Protection experts hammer gender ruling
Rachael Adams reports on reaction to the European Court ruling banning the use of gender in pricing insurance
The European Court ruling to ban the use of gender in insurance policies has faced a barrage of criticism from the protection industry.
Master Adviser managing director Doug Brodie says: “If someone is going to live for 10 years and someone else is going to live for 15 years, then the person living for 15 years will need to pay less into their life insurance each year. That is not being fair or unfair to females, that is just basic maths, it is taught in primary schools.”
The key issue over the impact of the ruling is premium rises for women.
Kevin Carr Consulting managing director Kevin Carr says: “The ruling probably will not end up benefiting women in terms of protection.”
Women currently get lower premiums for life insurance than men because of longevity figures but women’s premiums will rise by an estimated 10-20 per cent, according to the ABI.
But while women’s life costs will rise to the same level as men’s, their income protection costs will fall. Women are more likely to claim on an IP policy, so currently pay higher premiums than men.
After the ruling takes effect on December 2012, this will no longer be a factor but does this mean that what women lose in life insurance discounts they gain in income protection reductions?
Not exactly, says Carr. “I do not think the rates will meet in the middle,” he says. “IP will not equate the loss on life cover for two reasons. First, the sales of life cover grossly outweigh the sales of IP, with 10 times more life policies being sold across the UK each year.

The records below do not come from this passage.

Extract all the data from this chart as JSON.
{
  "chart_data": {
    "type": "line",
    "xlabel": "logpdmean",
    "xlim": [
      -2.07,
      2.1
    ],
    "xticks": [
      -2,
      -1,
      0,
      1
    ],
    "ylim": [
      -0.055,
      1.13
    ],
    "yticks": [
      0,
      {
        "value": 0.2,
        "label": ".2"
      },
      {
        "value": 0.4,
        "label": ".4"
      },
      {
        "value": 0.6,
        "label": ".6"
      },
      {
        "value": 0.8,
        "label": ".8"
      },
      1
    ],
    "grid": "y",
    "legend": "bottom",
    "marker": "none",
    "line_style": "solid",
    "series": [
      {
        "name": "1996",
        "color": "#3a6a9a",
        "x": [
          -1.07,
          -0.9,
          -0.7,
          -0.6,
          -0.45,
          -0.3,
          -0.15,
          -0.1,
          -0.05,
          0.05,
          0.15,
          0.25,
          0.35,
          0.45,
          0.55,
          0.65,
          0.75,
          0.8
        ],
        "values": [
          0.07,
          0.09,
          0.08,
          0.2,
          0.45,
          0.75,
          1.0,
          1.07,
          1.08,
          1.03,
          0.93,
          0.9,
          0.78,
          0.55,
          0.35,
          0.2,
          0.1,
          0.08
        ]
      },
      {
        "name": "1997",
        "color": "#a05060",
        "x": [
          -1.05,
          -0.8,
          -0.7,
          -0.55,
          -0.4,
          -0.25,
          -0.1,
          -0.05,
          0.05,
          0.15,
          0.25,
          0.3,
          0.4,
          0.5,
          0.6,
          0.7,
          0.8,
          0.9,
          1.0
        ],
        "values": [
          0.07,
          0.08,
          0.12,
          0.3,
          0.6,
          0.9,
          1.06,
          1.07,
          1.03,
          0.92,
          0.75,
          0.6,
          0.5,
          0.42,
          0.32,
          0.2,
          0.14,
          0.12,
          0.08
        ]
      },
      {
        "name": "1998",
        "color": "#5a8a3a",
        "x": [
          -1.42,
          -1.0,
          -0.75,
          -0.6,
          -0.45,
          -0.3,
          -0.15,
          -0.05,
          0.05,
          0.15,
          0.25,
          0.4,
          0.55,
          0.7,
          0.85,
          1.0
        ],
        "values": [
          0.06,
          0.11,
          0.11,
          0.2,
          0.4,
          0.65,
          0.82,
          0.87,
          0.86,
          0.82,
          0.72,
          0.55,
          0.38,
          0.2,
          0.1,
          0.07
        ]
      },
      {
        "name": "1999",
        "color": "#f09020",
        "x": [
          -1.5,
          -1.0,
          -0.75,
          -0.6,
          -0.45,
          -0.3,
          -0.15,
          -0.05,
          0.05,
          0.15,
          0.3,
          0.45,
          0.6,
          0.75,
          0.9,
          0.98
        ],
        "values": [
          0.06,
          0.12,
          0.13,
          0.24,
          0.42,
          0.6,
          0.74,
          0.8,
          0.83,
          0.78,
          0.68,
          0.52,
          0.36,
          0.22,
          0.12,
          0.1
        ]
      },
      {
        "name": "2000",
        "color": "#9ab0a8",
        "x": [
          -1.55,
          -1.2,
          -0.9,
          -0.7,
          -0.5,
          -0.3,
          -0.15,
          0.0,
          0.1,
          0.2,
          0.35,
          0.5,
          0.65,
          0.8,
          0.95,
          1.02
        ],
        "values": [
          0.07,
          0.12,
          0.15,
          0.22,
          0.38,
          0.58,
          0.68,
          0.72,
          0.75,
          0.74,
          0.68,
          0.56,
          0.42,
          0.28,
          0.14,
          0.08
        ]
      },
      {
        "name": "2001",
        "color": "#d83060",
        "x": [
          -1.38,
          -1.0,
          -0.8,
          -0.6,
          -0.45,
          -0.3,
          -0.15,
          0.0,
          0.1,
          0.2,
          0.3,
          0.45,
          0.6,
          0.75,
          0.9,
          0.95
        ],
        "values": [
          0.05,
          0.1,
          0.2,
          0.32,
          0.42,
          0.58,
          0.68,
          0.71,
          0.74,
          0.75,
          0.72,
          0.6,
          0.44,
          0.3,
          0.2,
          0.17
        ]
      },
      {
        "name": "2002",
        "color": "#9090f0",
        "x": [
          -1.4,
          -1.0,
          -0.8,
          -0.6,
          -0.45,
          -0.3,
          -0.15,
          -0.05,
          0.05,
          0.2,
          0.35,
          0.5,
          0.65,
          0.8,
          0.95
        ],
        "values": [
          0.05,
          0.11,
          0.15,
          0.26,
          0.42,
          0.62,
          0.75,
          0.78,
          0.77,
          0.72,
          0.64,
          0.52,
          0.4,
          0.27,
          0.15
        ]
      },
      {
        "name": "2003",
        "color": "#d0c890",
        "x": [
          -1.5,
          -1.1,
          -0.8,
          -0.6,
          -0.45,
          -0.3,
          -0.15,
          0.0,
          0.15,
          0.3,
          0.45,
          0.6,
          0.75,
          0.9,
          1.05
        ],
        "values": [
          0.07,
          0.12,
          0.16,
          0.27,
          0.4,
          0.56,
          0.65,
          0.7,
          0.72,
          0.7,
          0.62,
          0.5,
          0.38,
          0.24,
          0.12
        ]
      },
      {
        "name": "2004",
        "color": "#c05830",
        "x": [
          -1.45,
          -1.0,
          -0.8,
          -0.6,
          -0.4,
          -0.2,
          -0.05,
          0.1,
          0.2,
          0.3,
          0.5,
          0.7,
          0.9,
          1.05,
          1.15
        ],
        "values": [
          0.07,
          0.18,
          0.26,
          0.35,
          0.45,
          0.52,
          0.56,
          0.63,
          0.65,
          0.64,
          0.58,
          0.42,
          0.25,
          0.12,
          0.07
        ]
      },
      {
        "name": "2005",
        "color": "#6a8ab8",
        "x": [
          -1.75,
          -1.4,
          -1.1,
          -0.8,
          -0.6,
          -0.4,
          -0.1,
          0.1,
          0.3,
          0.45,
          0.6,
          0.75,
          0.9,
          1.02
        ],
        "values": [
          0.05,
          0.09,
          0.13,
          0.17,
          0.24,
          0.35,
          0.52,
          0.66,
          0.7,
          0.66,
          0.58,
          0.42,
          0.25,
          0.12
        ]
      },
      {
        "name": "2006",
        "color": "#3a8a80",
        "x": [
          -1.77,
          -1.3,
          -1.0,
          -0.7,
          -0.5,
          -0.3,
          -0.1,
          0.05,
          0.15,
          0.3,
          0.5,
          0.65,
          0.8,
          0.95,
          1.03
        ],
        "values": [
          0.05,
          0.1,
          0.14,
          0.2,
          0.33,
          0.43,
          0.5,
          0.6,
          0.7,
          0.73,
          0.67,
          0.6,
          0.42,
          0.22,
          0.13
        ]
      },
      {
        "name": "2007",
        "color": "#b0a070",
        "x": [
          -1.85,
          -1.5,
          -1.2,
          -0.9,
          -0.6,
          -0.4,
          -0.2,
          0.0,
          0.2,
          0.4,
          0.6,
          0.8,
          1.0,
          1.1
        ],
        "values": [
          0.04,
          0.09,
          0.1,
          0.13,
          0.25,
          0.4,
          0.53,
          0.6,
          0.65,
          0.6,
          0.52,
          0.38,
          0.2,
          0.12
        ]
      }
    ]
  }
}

“Second, in life insurance the price differential is between male and female, whereas in IP it can vary. Occupation makes a bigger impact on IP premiums than sex, so it is sometimes dearer for men and sometimes dearer for women. This means there will not be anyone who definitely benefits from the European Court ruling in terms of IP and the loss of life cover will affect women more, without a doubt.”
But Brodie disagrees, not because he thinks any gains made in IP will balance out life insurance losses, but because he believes the industry is overreacting.
He says: “I do not think the rate increases in life cover for women are going to be as bad as people think. I cannot conceive that the worst-case scenario being interpreted at the moment will be enacted.
“I think all that is going to happen is the ruling is going to rattle insurers’ cages and they will go away and look at the books and say, maybe we can make these small adjustments. I don’t think Joe Consumer will see any difference in rates and women certainly will not be worse off.”
Carr says: “It is one thing saying, I am a man and she is a woman and we should pay the same for life insurance but the European Court has to realise that regulation must apply across an industry, and that is still up in the air.”
Brodie feels that further clarification is needed before the industry can decide on a course of action.
Either way, the main routes available to life providers - pulling out of the market temporarily or automatically defaulting rates to create standardised premiums - do not look like they will benefit either men or women.
Carr says: “I wonder if those two chaps from Brussels have ever regretted this can of worms they have opened.”